On Your Side: The cost of public information
A Nevada law on the books makes sure that the public can access certain information. But the cost of those records may keep that paperwork out of the hands of the people who want it.
Public records can promote transparency, keep the public informed and hold public officials accountable.
"I think it's the foundation of democracy," said Holly Welborn, an attorney with the American Civil Liberties Union of Nevada. "We are a system of government about transparency."
The Nevada Public Records Act is a law that ensures that government documents are available to the public. But getting copies can be expensive.
Most government agencies provide electronic copies for free. Other agencies don't charge for some paper copies. That includes a police report from the Washoe County Sheriff's office and documents from Washoe County -- unless it takes staff more than 30 minutes to produce.

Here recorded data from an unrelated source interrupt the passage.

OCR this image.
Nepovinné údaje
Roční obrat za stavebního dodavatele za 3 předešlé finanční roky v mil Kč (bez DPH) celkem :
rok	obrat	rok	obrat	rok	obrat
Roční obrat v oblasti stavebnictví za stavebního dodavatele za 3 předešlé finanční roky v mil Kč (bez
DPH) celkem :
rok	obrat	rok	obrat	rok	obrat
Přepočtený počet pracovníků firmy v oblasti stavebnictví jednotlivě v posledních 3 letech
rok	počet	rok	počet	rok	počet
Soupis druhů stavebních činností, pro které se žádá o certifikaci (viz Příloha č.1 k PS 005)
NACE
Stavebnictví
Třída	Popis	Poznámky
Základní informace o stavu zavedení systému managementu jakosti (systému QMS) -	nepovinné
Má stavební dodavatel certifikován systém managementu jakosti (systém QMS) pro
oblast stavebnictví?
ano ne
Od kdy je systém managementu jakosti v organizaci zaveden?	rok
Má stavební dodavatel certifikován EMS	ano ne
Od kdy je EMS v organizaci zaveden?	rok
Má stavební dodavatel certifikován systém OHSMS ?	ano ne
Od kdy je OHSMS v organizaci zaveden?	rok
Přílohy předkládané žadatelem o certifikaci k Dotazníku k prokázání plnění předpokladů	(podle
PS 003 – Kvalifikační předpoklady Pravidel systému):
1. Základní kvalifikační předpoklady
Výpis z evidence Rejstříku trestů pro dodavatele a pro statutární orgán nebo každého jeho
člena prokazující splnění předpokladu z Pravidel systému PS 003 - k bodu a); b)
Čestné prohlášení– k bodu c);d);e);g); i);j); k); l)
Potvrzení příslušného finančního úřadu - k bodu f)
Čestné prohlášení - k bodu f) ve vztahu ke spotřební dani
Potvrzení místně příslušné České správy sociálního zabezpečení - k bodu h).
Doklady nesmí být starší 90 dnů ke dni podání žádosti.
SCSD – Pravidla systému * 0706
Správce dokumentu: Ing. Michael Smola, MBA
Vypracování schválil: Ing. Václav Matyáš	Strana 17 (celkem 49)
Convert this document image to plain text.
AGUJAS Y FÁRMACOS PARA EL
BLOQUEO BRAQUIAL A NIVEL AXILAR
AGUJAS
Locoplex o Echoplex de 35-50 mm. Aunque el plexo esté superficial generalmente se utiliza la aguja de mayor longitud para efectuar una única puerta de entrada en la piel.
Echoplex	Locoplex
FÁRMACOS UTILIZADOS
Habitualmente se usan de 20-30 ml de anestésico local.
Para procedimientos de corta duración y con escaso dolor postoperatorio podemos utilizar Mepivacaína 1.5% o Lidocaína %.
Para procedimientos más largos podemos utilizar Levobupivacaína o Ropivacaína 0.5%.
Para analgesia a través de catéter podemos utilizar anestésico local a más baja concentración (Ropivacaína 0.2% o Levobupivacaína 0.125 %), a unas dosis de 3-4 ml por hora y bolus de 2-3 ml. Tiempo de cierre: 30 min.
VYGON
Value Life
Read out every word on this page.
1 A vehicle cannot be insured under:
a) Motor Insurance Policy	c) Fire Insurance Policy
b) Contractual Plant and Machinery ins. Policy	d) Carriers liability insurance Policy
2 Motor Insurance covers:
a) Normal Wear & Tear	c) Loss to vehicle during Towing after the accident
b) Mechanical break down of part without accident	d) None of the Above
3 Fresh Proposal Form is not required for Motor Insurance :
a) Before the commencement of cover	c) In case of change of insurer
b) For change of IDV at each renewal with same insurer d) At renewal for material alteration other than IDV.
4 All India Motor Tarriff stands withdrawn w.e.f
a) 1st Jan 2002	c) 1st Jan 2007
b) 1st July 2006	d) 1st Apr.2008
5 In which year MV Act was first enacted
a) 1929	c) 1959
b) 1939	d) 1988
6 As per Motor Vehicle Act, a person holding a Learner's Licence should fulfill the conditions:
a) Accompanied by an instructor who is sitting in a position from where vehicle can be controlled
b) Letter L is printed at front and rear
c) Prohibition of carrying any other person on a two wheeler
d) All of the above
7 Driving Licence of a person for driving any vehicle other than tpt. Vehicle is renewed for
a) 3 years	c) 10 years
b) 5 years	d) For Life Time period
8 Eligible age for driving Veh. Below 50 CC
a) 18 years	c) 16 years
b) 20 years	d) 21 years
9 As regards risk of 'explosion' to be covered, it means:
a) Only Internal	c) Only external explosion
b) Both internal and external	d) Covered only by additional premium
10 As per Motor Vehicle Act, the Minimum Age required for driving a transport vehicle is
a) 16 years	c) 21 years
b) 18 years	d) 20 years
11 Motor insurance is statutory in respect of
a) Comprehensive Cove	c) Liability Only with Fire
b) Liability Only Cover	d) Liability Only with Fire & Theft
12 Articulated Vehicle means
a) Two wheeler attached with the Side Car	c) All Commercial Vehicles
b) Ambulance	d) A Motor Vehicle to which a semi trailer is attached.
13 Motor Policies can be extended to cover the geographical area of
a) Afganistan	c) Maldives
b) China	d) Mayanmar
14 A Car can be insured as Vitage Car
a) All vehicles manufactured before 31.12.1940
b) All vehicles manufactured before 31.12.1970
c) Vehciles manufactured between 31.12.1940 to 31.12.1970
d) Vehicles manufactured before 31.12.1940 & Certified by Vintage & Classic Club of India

There's also no charge at the Washoe County School District, the Regional Transportation Commission and the Reno Sparks Convention and Visitors Authority. Almost any government department will charge for an extraordinary or lengthy request.
To get a document with 20 pages, it will cost a person only $1 at the Sparks Police Department. That department only charges five cents a copy. The same number of copies will cost $2 at the University of Nevada, Reno. It's $6 from the Reno-Tahoe Airport Authority and $7.50 at the City of Reno. It will cost $10 at the Second Judicial District Court in Reno, the City of Sparks and the Carson City Sheriff's Office. The Carson City Treasurer's Office charges $1 per page; meaning, 20 copies would cost $20. The Reno Police Department charges $44 per report.
The ACLU of Nevada said public records should be free unless it's an extraordinary request.
"Especially when it's the general public asking for documentation. It belongs to them anyway. Those requests should be fulfilled for free," said Welborn. "That information belongs to the public, it's ours ... we're paying through our tax dollars so it's almost like a double fee."
The ACLU of Nevada supported Senate Bill 170 last legislative session that would clarify deadlines for open records and waive fees for some requests. Some government agencies testified against it, citing the cost. The bill went nowhere.
The Nevada State Library, Archives and Public Records in Carson City stores government documents of all kinds and makes copies for the public, up to 30 pages for free.
"It costs more to do the paperwork, to deposit the money than it does for us to just make the copies," said Administrator Jeffrey Kintop. "This is the record of the activity of state government."
The cost for information will continue to vary and with no teeth in the law, government agencies won't be fined if they delay or refuse to hand over documents. The only recourse is to sue.